The extended commercialization of electrochemical energy conversion devices (i.e., fuel cells and (co-)electrolyzers) relies on the development of improved catalysts for the reactions taking place in their electrodes (i.e., O₂-reduction/evolution, H₂-oxidation/evolution or CO₂-reduction). This in turn passes by deepening our understanding of these reactions’ mechanisms and of the parameters that determine the performance and stability of the electrocatalysts speeding up their kinetics. As a result, great efforts are being devoted to investigate these reactions and materials under operation-relevant conditions. Such in situ / operando studies are often carried out using X-ray absorption spectrocospy (XAS), which is a bulk-sensitive technique realizable at atmospheric pressure and that can provide insight on an analyte’s oxidation state, electronic properties and coordination environment. Moreover, recent developments in fast X-ray energy scanning and spectral acquisition have resulted in a surge of interest in time-resolved XAS studies that can yield additional information on the changes undergone by the catalysts in the course of the reaction [1]. However, the large majority of these works are performed using electrochemical cells and/or experimental conditions (e.g., convective properties, catalyst loadings) optimized to assure the successful completion of the spectroscopic measurements, but that may significantly differ from those encountered by these materials in the real devices. Most importantly, little is known about how these differences can affect the results derived from such spectroelectrochemical studies, as well as on the extent to which their conclusions are amenable to application-relevant operative conditions.
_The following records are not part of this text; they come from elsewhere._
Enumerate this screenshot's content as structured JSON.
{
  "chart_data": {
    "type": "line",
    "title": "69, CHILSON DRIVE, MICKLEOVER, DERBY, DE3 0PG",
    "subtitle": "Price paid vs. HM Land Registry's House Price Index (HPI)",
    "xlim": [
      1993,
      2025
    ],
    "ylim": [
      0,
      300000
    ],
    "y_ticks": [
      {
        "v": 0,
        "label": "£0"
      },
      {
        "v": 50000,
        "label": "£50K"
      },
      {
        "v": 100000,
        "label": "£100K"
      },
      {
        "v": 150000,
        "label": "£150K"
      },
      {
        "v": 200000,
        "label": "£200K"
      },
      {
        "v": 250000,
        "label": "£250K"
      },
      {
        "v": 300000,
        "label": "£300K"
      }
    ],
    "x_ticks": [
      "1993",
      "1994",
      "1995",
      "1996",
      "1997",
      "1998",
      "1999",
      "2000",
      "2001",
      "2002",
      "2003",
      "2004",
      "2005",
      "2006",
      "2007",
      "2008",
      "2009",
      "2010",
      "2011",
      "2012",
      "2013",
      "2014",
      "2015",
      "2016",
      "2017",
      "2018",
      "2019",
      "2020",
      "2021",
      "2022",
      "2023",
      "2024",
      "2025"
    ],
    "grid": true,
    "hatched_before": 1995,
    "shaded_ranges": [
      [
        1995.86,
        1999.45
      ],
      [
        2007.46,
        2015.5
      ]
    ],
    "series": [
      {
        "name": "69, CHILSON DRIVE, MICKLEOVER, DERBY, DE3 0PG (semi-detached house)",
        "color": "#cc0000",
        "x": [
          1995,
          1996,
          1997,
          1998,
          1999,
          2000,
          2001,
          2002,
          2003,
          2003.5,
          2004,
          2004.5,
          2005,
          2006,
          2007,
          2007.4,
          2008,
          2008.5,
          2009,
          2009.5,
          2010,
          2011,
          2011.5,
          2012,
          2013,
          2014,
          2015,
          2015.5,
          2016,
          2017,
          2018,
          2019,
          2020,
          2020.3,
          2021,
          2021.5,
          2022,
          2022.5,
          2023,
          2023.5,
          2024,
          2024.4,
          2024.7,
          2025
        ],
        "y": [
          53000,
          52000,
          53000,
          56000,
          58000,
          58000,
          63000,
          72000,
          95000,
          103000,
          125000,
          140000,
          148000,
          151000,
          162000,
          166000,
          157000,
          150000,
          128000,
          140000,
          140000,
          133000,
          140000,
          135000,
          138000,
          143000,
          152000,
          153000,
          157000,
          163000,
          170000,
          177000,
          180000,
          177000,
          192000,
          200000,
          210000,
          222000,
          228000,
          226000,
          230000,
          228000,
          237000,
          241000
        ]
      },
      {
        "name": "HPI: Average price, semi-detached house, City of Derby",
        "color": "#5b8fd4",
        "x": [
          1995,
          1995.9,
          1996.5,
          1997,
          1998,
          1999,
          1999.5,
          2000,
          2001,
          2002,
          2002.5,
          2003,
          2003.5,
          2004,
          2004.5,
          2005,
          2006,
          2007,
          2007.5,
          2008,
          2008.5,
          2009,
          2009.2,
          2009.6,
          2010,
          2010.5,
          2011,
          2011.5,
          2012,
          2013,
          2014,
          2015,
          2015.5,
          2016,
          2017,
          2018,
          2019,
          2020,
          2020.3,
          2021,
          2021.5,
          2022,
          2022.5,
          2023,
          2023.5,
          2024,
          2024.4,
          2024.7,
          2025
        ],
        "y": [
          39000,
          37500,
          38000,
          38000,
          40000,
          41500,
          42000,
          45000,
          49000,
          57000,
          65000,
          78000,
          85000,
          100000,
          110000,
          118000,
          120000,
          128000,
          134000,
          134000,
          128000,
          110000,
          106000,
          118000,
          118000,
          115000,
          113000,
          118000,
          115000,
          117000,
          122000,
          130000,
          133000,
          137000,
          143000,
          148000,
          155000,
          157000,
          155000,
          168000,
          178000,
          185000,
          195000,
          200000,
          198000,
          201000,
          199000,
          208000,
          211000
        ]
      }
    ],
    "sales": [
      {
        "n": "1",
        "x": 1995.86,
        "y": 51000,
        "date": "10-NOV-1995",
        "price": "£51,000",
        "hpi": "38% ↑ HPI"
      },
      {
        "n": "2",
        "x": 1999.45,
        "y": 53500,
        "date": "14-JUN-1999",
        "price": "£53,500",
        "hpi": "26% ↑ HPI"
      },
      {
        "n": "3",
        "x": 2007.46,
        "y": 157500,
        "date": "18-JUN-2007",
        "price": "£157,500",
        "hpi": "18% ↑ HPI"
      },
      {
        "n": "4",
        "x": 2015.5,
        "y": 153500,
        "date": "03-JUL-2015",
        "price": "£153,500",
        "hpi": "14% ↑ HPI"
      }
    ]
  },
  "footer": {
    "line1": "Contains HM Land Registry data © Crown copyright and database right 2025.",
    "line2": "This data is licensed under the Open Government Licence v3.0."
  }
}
With this motivation, this contribution will start by discussing how XAS-results may be affected by the thickness of the studied catalyst layers (CLs). This was achieved by studying the formation of palladium hydride on electrodes with similar Pd-loadings but ≈ 5-fold different CL-thicknesses, which were prepared using an unsupported Pd-aerogel vs. a carbon-supported Pd-nanoparticle catalyst [2]. In a subsequent step, we will show how this CL-thickness and the intensity of the incident X-ray beam can caused the accumulation of evolved O₂-bubbles within the pores of an Ir-oxide-based CL, leading to a localized loss of potential control that can ultimately result in an erroneous assignment of the catalyst’s oxidation state [3]. Finally, we will present our recent efforts at developing a novel electrochemical cell allowing operando spectroscopic studies with ultra-low catalyst loadings, enhanced mass transport properties and the online analysis of the reaction products.

In summary, this contribution will provide novel insight on the impact of various experimental parameters on operando XAS measurements, while providing guidelines for the successful completion of such experiments and the subsequent interpretation of their results.